Being your own manager is only half the battle.
In the old days, as you learned a trade (a skill), you would work under a journeyman (it was pretty much always a journeyMAN), until you became a journeyman yourself. (And then, if you made it to the pinnacle, you would become a master).
Today, so much of our work is more “internal,” (i.e., “information worker” work), and more and more people, even if they work within an organization, have to be ever-more self-directed. (See Zappos’ move to Holacracy: No more managers at Zappos).
Recently the always helpful Laura Vanderkam wrote How To Be Your Own Manager: Developing An External, Strategic Perspective On Your Career, Just Like A Talent Manager Would, Keeps You Moving Forward. She wrote:
…as people move in and out of roles more frequently, we’re starting to have as many jobs on our résumés as an actor might have gigs. If you want to be a rock star at what you do, here’s how to be your own manager.
She has five recommendations. They are all good, but I especially like #s 4 & 5:
#4 – Coach Your Performance
#5 – Promote Yourself
But… here’s what I think. After you manage yourself, you now have the next, maybe tougher assignment. And that is to “Supervise Yourself.”
Remember the distinction:
a person responsible for controlling or administering all or part of a company or similar organization.
Person in the first-line management who monitors and regulates employees in their performance of assigned or delegated tasks.
Maybe, consider it this way: a manager makes sure the company is going in the right direction. The supervisors are making sure that the individuals are getting the job done; the right work done, and done well.
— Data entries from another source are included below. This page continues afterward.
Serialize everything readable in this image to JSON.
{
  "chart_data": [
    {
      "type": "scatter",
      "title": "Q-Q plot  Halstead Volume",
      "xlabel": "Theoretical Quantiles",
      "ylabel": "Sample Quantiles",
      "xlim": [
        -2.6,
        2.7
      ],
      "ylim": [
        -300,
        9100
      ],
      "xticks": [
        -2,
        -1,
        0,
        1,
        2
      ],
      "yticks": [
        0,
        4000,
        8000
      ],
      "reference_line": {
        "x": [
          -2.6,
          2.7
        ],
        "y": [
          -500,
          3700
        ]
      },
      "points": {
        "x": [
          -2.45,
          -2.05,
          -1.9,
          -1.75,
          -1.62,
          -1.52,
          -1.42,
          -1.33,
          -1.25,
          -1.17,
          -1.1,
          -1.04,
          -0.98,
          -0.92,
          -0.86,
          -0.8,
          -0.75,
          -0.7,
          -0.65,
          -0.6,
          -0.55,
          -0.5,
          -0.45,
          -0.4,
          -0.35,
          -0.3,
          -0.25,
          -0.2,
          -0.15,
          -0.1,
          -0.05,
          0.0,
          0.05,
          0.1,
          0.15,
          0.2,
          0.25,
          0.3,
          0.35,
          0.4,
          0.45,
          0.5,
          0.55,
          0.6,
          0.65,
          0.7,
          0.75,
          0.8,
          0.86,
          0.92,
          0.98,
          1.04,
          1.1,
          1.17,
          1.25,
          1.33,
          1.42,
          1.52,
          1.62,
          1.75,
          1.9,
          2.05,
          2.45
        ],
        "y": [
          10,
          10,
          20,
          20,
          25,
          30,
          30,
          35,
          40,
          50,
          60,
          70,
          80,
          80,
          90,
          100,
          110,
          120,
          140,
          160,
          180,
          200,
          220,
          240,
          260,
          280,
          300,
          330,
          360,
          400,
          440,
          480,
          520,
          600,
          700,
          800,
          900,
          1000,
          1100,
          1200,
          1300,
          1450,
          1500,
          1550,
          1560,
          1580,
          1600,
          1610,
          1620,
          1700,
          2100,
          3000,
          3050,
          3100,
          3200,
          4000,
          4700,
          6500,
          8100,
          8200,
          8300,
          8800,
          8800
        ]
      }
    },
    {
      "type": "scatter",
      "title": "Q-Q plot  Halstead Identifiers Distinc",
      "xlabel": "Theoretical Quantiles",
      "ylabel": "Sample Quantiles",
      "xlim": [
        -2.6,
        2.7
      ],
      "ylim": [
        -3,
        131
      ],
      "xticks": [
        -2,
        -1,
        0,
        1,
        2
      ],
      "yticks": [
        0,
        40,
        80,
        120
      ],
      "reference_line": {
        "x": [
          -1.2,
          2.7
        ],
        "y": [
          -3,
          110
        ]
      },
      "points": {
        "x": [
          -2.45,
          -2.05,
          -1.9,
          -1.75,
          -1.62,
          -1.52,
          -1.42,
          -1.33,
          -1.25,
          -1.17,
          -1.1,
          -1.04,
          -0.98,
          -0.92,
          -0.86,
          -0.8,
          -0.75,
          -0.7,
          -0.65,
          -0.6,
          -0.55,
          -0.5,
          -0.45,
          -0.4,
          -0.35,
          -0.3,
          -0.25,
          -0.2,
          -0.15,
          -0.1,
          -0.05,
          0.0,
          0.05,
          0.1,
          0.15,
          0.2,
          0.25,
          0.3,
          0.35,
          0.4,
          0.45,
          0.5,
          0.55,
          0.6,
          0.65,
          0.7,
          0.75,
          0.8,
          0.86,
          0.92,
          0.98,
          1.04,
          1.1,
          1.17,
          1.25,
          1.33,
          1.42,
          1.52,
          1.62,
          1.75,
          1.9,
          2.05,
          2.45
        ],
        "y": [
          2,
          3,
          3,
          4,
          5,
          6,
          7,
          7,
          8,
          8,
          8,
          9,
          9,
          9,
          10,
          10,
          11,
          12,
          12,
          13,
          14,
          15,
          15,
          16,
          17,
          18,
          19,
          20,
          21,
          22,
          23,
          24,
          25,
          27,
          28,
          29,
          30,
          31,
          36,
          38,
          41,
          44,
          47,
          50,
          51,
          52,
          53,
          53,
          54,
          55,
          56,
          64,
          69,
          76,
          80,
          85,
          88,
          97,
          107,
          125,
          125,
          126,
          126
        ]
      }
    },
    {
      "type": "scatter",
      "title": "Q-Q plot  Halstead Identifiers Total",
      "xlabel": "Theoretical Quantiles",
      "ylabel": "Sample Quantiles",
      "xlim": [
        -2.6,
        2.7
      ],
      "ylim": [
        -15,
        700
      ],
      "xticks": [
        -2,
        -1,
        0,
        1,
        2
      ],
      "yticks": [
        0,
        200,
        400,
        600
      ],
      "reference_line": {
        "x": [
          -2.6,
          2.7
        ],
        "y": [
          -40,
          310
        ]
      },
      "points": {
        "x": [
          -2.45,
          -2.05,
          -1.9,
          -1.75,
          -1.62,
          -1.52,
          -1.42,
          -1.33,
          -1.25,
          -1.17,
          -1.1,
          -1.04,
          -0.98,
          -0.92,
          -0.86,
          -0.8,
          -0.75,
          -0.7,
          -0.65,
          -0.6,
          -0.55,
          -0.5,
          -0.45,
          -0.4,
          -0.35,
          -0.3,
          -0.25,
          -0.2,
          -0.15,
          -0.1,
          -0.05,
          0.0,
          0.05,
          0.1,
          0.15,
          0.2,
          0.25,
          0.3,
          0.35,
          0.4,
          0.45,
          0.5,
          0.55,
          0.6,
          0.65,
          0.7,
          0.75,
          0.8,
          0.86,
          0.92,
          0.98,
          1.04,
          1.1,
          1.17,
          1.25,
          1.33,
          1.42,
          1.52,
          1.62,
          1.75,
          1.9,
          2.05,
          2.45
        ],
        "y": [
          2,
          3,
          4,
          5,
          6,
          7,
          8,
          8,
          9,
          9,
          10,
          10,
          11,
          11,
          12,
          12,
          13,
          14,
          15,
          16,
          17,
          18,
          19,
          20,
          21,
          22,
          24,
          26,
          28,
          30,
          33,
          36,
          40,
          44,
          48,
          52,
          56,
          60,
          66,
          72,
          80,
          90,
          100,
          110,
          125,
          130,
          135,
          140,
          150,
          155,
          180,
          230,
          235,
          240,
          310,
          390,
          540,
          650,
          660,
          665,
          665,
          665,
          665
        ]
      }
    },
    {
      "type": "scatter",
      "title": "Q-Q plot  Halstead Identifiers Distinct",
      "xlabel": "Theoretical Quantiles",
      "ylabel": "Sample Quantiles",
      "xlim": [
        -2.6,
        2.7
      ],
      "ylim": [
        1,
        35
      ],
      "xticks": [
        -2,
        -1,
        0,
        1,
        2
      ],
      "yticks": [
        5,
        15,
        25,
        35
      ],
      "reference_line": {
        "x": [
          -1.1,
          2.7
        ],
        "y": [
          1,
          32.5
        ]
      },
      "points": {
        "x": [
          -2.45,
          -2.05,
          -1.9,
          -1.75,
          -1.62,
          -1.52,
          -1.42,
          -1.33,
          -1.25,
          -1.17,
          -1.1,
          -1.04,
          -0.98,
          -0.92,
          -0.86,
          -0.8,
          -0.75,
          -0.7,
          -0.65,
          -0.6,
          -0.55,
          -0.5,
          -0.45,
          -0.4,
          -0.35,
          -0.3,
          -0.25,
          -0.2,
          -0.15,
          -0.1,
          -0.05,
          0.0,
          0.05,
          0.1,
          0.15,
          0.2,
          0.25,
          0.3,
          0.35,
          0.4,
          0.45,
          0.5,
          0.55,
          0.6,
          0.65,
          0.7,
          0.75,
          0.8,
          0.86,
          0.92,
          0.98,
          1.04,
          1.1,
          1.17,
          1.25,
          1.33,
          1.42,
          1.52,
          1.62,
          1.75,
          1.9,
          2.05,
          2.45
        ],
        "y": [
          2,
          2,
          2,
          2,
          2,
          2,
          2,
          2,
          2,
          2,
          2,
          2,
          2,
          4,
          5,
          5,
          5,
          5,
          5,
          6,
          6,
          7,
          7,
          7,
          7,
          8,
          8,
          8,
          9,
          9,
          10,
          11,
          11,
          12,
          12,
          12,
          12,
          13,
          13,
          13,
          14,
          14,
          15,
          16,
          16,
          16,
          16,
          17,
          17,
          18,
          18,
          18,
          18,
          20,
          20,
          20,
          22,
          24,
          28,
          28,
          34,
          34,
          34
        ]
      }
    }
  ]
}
So, after you manage yourself, you then have to make sure the work is getting done—you have to supervise yourself, to get the work done.
And, if you have trouble here, then you have to up the game even further, and define your role as that of being a “taskmaster” to yourself.
a person who supervises rigorously the work of others.
I’ve got a hunch that this task is as important, and sometimes maybe more difficult, than it seems.
In other words, once the “right” work is planned out, then making sure the work is actually done is pretty much the whole ballgame.